Improving the endothelialization of cardiovascular biomaterials


Project Leader: Daniel Heath
Staff: Daniel Heath, Greg Qiao, and Andrea O'Connor
Student: Fatemeh Karimi
Primary Contact: Daniel Heath (daniel.heath@unimelb.edu.au)
Keywords: biomaterials
Disciplines: Biomedical Engineering,Chemical & Biomolecular Engineering
Domains: Convergence of engineering and IT with the life sciences
Research Centre: Particulate Fluids Processing Centre (PFPC)

Blood will coagulate upon contact with most biomaterials. This limits the development of certain biomedical devices such as small diameter vascular grafts and artificial heart valves as the presence of the blood clot will undermine the function of the device. Endothelial cells line native vasculature and are responsible for blood compatibility; therefore, developing material platforms that foster a confluent and functioning endothelial layer is an attractive strategy for improving the blood compatibility of an interface.

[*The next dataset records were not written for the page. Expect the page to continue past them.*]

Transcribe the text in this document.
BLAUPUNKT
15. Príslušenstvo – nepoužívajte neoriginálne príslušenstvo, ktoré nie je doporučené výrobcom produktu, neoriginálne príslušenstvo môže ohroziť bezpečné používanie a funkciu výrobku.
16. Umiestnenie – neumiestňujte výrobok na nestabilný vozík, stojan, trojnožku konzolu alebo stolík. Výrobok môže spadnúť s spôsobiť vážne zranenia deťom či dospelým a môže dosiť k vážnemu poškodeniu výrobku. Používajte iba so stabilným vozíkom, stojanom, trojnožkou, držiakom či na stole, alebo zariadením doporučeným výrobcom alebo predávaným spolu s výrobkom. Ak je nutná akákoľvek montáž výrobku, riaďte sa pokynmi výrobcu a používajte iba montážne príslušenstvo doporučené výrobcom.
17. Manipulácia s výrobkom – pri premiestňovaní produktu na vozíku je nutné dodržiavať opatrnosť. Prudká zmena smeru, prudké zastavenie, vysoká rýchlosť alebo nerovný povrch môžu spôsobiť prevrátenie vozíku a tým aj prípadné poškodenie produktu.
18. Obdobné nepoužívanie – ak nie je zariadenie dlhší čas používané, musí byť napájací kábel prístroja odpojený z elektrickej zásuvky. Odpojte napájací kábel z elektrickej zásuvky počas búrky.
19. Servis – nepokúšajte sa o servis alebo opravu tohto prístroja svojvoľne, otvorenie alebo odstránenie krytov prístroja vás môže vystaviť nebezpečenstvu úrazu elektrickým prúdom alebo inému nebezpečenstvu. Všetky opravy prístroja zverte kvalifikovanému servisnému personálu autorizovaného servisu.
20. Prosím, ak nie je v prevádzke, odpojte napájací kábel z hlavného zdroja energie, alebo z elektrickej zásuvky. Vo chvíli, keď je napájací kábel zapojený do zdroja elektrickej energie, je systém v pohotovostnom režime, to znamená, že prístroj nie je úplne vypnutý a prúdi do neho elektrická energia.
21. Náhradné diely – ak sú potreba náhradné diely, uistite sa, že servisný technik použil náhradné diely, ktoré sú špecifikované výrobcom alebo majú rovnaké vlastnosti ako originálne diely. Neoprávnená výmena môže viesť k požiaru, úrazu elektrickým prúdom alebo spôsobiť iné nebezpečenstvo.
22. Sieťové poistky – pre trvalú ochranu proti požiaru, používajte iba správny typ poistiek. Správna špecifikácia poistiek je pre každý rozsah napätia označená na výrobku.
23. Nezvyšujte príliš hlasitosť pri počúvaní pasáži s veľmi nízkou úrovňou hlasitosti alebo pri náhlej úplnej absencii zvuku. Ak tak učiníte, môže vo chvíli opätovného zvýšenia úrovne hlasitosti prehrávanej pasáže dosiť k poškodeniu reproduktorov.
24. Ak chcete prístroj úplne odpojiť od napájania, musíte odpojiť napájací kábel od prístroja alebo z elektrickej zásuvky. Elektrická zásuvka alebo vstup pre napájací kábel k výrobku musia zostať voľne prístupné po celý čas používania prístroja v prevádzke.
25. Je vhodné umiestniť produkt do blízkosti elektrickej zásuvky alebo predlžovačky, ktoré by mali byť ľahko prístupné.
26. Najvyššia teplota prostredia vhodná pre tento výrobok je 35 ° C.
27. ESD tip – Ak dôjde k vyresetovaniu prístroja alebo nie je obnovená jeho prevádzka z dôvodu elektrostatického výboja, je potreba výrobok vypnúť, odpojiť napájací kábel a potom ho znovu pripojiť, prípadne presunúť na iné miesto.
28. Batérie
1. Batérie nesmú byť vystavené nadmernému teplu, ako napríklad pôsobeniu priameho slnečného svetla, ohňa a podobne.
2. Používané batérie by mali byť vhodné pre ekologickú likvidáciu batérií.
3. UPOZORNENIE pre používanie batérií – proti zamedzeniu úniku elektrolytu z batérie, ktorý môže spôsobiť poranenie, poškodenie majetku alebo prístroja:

Historically, attempts to endothelialize blood contacting biomaterials has not resulted in clinical success. Recent biological research has shown that the nano-scale presentation of cell adhesive ligands controls many aspects of cell behaviour including, adhesion strength, proliferation, migration, and phenotype. However, nano-scale presentation of ligands has not been employed in the arena of blood contacting biomaterials. In this project we are testing the hypothesis that the nano-scale presentation of cell adhesive can be used to improve the endothelialization and blood compatibililty of biomaterials.